Defendant/attorney’s second mistake was not taking note when Plaintiff’s attorney filed a Motion for Default Judgment [one should similarly take note when a Plaintiff’s attorney files or has filed an affidavit of default]. Receipt of this motion or an affidavit of default is a warning that Plaintiff’s attorney intends to preclude the Defendant from seeking affirmative relief at trial. At that point, Defendant’s counsel must file a motion for leave to file an untimely answer and counterclaim.
Pursuant to Rule 55(c), SCRCP in order to file an untimely answer and counterclaim after the entry of a default order one must demonstrate “good cause shown.” The standard is even lower when no default order has been filed–and in family court default orders are not issued until the final hearing.
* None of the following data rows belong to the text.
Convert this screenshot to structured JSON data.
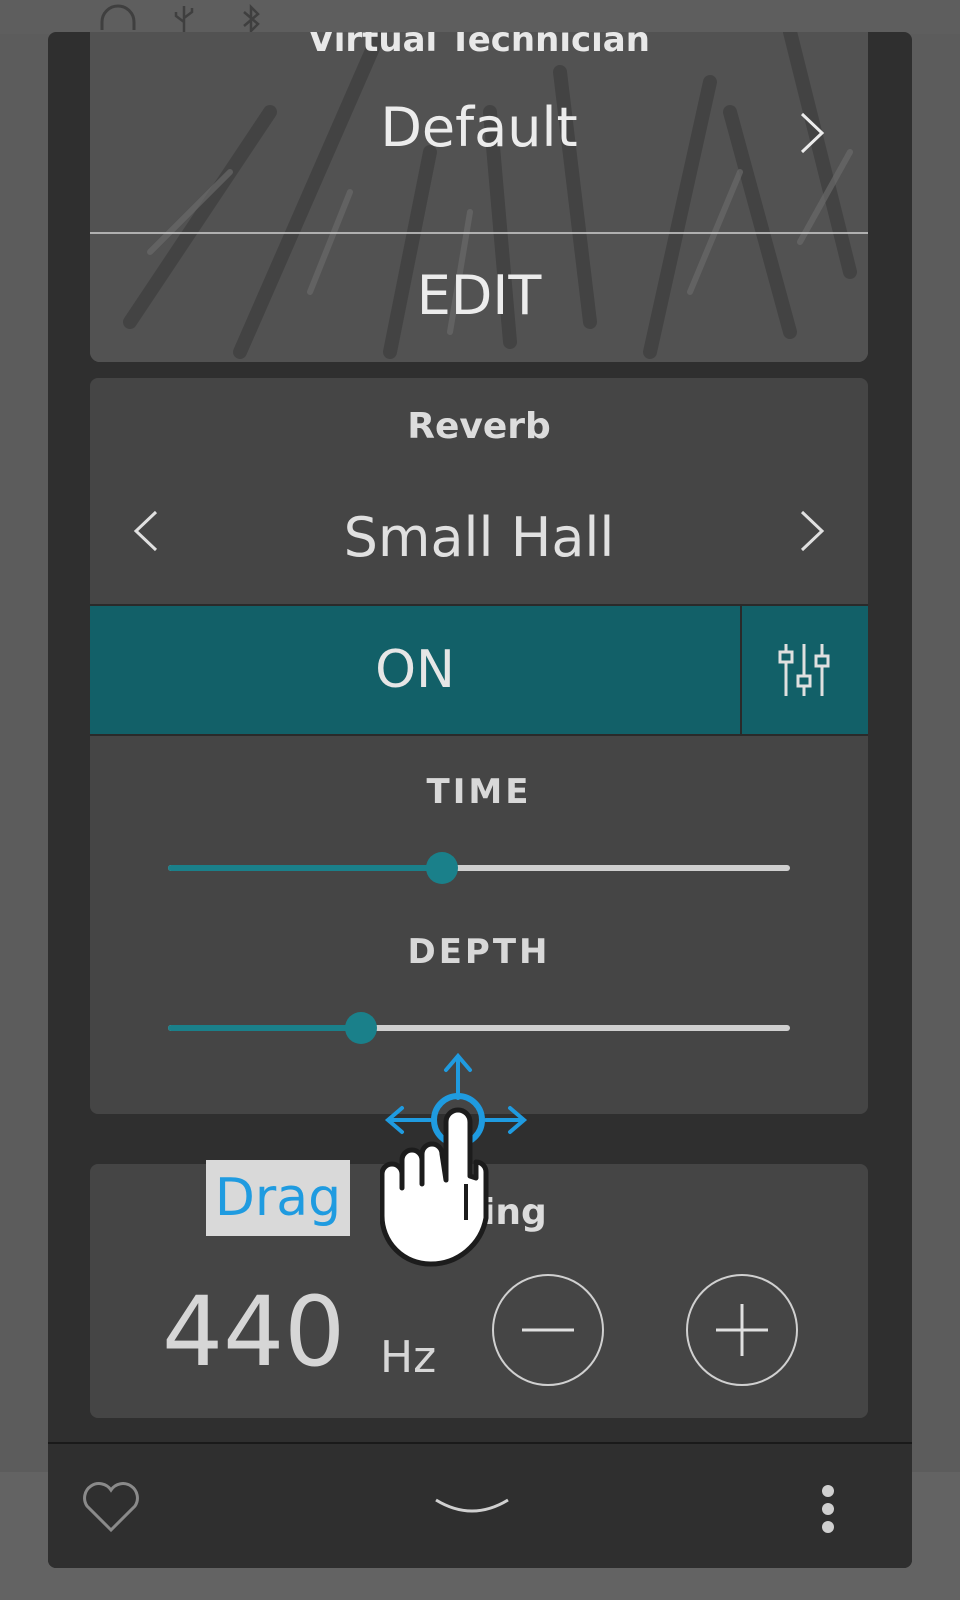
{
  "virtual_technician": {
    "title": "Virtual Technician",
    "value": "Default",
    "edit_label": "EDIT"
  },
  "reverb": {
    "title": "Reverb",
    "type": "Small Hall",
    "on_label": "ON",
    "params": [
      {
        "label": "TIME",
        "level": 0.44
      },
      {
        "label": "DEPTH",
        "level": 0.31
      }
    ]
  },
  "tuning": {
    "title": "Tuning",
    "value": "440",
    "unit": "Hz"
  },
  "gesture": {
    "label": "Drag"
  },
  "colors": {
    "accent": "#126068",
    "slider": "#1a808a",
    "panel": "#2f2f2f",
    "card": "#454545",
    "gesture": "#1f9be0"
  }
}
See Rule 17(b), SCRFC (“In domestic relations matters, the provisions of Rule 55, SCRCP, regarding orders of default shall be made in the final order issued by the family court.”). In practice, I have yet to see the family court deny a Defendant the right to file an untimely answer and counterclaim if the case has not been set for trial. Had this attorney sought leave to file an untimely answer and counterclaim he could have avoided a malpractice claim.
Defendant/attorney’s third mistake was not seeking leave to file an answer and counterclaim during trial. In this case his client wanted “permission” to relocate with the children out of state. Pursuant to the temporary order, and with the Plaintiff’s consent, she had moved with the children out of state. The guardian had conducted a home study of her new residence and the guardian’s report addressed the relocation issue. Given such facts, Plaintiff could hardly claim prejudice in the Defendant filing a formal counterclaim to seek relief that had been litigated.
Rule 15 (a & b), SCRCP would have seemed to give his client ample grounds for such a pleading. Rule 15(a) allows “a party may amend his pleading only by leave of court or by written consent of the adverse party; and leave shall be freely given when justice so requires and does not prejudice any other party.” Rule 15(b) covers the amendment of pleadings during or after trial and allows:
When issues not raised by the pleadings are tried by express or implied consent of the parties, they shall be treated in all respects as if they had been raised in the pleadings. Such amendment of the pleadings as may be necessary to cause them to conform to the evidence and to raise these issues may be made upon motion of any party at any time, even after judgment; but failure so to amend does not affect the result of the trial of these issues. If evidence is objected to at the trial on the ground that it is not within the issues made by the pleadings, the court may allow the pleadings to be amended and shall do so freely when the presentation of the merits of the action will be subserved thereby and the objecting party fails to satisfy the court that the admission of such evidence would prejudice him in maintaining his action or defense upon the merits.
The key word in both of these subsections is “prejudice.” When issues have been litigated but not plead it would almost be impossible to show prejudice from an untimely pleading. Here the Defendant and the children had been living out of state for some time prior to trial and Plaintiff was obviously aware of Defendant’s desire to have her and the children remain there. However one has to know the rules of civil procedure to make this argument and to seek leave for such a late answer and counterclaim.
The mistakes I saw this Defendant/attorney make are common but also beneath the standard of care. As his experience shows, failing to avoid them can be costly.
Greg,
I came across your blog while searching for an answer to the following conundrum: we had a temp hearing before the Answer was due. The defendant is represented by competent counsel. The answer is now 12 days past-due. My client wants me to seek default and in terms of strategy, it is in the best interest of the case to do so. In terms of practice/reputation/civility, I agree that it is loathsome to put a represented party in default, especially when an extension could be given or they will be able to file anyway since there is no trial date. While it may be malpractice to miss the deadline to file an answer (and then to miss the chance to fix it), is it not also egregious to fail to seek default on behalf of the client?
Dear Sir or Madam,
I am writing this letter with a broken heart and broken spirit. My name is Marrion Baker. I was born in Jamaica and lived there until the age of twenty two. In 1999 I met my ex-husband Thomas Baker in Panama where I was there studying Spanish. I married my ex-husband in August 1999 and again December 19999 in my country Jamaica. I came to America after my marriage and I was excited and proud to be a part of a country where everyone had equal rights regardless of the color of your skin or the content of your character. I was proud to be given the chance to live the American Dream.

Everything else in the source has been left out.